Die Routinen für die LCD-Anzeige können komplett entfallen, wodurch der
Code deutlich kompakter wird.
Die Variable 'frequenz' kannst Du direkt verwenden; die Skalierung auf
U/min passiert erst in der Ausgaberoutine.
Martin schrieb:> es müsste alles in den double passen?
Dir fehlen C Grundkenntnisse?
Es wird nicht mit 65536.0 multipliziert, oder 4000000.0 dividiert.

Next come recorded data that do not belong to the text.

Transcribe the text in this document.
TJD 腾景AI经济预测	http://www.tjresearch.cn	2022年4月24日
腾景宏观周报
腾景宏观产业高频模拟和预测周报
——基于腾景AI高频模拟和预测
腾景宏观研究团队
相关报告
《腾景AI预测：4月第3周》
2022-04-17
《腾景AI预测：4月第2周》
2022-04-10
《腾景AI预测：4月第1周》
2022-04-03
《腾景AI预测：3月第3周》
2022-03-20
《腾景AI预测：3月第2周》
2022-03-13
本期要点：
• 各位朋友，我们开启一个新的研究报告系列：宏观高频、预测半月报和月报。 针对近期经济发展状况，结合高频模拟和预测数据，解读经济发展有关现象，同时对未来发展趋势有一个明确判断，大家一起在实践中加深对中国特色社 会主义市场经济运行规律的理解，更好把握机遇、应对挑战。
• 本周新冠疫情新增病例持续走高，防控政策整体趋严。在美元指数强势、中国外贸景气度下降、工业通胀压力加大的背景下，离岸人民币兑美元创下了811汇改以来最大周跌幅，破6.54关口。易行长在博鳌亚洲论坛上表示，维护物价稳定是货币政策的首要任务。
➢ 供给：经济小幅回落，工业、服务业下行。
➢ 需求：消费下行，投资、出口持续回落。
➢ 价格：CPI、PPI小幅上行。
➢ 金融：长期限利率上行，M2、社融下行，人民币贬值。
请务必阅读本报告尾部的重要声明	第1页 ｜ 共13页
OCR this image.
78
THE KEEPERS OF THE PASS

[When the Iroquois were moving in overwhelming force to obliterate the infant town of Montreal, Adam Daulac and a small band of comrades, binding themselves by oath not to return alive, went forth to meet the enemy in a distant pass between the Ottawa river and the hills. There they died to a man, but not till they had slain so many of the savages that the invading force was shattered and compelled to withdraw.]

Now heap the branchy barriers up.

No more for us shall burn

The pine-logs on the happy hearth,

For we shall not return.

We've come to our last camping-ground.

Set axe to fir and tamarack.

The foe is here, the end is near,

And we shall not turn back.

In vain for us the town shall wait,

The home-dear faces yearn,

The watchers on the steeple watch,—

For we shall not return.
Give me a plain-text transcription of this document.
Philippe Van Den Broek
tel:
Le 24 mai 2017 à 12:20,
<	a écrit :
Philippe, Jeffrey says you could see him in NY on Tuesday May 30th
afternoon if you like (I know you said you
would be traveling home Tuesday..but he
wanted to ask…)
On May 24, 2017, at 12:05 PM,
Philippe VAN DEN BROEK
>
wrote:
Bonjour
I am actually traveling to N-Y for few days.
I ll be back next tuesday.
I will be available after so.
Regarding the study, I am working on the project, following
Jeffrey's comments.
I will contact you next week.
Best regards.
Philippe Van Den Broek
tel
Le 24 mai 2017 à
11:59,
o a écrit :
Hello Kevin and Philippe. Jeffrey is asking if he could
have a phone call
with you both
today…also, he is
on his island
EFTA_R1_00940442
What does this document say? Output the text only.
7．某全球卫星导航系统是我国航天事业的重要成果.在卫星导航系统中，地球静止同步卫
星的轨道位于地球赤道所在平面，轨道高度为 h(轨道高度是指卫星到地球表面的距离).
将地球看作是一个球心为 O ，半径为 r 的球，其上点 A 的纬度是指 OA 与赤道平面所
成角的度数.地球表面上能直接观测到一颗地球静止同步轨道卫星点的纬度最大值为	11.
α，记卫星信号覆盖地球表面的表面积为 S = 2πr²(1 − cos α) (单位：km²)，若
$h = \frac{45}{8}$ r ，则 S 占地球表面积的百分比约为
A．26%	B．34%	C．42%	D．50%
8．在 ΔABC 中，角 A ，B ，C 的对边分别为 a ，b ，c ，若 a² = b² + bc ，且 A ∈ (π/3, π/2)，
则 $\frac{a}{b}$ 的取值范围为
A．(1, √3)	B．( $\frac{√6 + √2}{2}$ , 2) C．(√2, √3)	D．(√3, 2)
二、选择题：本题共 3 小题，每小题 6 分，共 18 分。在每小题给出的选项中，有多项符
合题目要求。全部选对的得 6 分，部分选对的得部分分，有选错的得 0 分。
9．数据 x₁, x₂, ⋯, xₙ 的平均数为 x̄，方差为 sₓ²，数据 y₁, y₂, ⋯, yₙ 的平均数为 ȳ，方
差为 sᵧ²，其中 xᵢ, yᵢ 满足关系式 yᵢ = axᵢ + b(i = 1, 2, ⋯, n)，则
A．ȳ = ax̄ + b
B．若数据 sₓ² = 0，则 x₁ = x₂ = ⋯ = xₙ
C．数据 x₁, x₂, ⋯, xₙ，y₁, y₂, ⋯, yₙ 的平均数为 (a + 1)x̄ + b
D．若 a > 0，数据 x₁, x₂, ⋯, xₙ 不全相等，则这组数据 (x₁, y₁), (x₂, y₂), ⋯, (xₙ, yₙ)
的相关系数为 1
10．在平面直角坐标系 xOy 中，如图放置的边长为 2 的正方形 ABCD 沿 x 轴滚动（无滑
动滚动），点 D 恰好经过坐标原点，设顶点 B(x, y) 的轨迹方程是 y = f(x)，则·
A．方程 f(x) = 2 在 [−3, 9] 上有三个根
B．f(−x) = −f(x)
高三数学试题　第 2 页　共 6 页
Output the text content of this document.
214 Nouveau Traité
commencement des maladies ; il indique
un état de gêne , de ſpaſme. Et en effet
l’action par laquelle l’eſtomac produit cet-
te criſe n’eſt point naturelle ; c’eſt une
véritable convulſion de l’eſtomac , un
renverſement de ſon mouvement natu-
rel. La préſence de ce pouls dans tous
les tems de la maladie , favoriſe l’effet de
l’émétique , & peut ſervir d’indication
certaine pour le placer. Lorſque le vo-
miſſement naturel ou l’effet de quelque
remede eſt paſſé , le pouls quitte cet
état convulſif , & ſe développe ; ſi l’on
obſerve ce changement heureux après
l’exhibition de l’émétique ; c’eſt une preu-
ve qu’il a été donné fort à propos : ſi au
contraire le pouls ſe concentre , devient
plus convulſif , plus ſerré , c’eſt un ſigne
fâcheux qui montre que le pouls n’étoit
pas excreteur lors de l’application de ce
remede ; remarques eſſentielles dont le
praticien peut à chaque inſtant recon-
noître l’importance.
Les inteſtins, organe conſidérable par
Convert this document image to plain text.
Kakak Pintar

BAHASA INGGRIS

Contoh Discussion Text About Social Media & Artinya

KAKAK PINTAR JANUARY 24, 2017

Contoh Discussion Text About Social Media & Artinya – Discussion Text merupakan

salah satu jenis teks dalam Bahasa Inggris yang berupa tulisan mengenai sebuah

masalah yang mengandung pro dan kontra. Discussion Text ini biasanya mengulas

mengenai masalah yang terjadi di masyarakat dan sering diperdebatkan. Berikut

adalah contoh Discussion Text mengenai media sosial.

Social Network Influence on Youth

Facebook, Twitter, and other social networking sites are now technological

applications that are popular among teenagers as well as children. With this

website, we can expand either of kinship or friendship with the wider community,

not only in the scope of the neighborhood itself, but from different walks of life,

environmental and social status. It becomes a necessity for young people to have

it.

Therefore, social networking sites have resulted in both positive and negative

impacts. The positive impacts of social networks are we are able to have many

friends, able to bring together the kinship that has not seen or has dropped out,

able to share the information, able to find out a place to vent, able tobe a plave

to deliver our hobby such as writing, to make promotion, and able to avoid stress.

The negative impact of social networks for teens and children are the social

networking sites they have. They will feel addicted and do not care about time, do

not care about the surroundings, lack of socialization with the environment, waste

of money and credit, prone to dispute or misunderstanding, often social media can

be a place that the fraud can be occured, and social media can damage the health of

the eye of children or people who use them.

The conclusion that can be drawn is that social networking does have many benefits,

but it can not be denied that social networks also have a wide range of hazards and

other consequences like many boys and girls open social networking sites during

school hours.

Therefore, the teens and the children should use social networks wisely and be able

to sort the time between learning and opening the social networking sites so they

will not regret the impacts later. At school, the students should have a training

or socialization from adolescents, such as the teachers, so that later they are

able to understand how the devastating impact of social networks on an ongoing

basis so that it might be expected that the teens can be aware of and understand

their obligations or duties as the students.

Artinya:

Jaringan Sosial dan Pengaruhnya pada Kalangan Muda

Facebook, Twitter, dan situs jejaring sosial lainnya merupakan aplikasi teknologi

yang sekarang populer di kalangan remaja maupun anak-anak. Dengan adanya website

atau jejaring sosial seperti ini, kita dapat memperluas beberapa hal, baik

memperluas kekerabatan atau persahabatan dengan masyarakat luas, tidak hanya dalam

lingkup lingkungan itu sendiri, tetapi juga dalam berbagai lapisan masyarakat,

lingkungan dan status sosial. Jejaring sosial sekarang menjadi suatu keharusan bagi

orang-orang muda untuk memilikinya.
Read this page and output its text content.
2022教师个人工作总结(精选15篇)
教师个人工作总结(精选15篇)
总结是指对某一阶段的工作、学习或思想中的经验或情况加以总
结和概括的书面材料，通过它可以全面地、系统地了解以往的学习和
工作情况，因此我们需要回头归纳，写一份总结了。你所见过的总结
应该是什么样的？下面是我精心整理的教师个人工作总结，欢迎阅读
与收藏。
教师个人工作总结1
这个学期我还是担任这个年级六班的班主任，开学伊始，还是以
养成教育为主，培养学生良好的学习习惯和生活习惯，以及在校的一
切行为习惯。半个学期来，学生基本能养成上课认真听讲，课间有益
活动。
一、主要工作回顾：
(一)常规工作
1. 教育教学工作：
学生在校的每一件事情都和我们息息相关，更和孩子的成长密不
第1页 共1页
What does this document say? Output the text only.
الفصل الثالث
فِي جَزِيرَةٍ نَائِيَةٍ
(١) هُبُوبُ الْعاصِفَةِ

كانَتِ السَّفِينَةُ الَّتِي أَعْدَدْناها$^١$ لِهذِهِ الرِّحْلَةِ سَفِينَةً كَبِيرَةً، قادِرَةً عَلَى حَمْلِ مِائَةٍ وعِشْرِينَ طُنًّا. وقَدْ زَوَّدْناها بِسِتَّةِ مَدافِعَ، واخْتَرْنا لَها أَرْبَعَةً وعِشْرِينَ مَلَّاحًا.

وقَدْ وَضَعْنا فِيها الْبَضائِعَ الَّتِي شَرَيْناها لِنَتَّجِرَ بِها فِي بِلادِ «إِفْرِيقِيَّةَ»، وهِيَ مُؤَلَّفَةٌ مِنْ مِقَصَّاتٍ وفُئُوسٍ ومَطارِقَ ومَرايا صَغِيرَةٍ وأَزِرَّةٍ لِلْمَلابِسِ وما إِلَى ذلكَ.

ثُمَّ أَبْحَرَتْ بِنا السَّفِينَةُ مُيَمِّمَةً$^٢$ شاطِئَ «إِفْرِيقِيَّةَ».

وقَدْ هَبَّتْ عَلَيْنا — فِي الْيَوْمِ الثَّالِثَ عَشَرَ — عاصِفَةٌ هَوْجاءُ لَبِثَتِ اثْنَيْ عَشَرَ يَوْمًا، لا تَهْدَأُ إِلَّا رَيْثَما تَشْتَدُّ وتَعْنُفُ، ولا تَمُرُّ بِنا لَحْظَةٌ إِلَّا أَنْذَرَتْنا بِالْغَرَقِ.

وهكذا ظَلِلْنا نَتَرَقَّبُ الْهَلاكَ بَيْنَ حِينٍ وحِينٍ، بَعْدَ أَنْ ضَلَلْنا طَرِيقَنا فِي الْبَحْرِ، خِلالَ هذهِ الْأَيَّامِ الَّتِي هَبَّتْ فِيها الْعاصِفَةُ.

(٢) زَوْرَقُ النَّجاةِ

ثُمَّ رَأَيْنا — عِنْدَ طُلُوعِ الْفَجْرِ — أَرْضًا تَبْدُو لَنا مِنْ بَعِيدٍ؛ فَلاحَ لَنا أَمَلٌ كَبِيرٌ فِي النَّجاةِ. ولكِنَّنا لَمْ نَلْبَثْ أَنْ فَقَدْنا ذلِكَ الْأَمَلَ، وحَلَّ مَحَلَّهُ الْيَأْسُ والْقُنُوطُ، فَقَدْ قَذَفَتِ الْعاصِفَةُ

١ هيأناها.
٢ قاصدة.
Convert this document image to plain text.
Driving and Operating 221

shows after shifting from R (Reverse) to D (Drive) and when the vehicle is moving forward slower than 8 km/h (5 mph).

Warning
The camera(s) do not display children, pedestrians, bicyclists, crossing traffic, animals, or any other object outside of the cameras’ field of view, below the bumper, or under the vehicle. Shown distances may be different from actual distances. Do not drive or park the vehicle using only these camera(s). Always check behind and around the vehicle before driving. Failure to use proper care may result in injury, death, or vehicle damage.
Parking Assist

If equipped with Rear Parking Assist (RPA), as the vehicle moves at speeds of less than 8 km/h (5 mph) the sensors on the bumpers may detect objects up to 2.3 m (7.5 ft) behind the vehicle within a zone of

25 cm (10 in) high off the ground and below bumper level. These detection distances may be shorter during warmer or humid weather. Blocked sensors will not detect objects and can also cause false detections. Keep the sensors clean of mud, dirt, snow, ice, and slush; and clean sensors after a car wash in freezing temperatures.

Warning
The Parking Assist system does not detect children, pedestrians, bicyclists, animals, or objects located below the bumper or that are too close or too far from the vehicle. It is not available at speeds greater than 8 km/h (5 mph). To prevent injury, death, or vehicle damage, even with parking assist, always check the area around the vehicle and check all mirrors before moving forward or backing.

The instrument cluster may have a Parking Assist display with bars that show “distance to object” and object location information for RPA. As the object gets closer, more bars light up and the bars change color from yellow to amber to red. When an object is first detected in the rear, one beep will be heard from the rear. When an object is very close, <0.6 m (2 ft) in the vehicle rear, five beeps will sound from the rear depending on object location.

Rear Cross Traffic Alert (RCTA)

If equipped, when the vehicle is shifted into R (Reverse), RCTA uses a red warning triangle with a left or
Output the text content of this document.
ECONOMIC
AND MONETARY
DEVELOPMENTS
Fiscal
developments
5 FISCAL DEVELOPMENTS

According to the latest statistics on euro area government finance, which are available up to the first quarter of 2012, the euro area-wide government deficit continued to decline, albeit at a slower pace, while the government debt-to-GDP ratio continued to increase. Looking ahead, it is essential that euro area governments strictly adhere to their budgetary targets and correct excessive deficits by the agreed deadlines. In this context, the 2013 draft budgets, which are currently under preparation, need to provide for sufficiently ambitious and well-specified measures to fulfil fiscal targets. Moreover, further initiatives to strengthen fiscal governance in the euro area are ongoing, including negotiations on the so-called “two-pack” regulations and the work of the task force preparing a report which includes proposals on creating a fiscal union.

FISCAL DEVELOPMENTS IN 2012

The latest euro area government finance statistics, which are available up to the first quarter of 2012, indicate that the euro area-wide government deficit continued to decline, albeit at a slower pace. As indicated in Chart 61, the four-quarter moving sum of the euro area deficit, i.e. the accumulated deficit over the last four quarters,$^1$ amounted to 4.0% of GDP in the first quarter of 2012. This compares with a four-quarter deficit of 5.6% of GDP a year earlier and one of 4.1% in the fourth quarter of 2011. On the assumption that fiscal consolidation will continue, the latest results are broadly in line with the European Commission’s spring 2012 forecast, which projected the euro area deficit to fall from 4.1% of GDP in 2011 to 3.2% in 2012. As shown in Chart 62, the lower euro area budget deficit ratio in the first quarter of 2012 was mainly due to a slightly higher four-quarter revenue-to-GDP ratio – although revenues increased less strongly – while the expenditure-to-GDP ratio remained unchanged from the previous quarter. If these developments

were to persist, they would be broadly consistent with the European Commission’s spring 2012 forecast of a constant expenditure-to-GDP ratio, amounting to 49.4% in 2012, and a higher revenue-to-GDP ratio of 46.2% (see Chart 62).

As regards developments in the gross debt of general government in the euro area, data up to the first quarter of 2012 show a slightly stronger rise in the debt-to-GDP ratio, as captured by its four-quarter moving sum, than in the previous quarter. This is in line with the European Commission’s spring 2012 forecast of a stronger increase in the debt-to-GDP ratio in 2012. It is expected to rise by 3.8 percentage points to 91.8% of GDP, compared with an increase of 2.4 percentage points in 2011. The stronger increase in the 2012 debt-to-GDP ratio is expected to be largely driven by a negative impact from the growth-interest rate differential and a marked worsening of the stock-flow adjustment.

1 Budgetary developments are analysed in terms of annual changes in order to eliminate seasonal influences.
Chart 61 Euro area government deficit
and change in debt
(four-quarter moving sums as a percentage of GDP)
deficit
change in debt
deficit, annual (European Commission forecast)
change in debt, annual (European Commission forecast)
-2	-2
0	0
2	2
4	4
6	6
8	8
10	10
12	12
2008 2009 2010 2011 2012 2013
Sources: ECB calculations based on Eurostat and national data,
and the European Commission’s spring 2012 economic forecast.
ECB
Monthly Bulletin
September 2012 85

Und man täte das auch besser nicht.
So, ich habe es jetzt nochmal mit dem Code von m.n. probiert.
Die abgewandelte Version befindet sich im Anhang, allerdings sind im
wesentlichen nur die LCD-Routinen raus.
Ich habe so langsam keine Idee mehr woran es liegen könnte. Der Code
müsste ja zumindest funktionieren? Beide Interrupt-Routinen werden
angesprungen.
Die LED leuchtet jedoch bei für mich relativ willkürlichen Frequenzen
(aber reproduzierbar) und nicht (nur) im abgefragten Frequenzintervall.
Vielleicht ein Fehler in der Schaltung? Am Komparator kommen laut
Multimeter aber die richtigen Frequenzen an..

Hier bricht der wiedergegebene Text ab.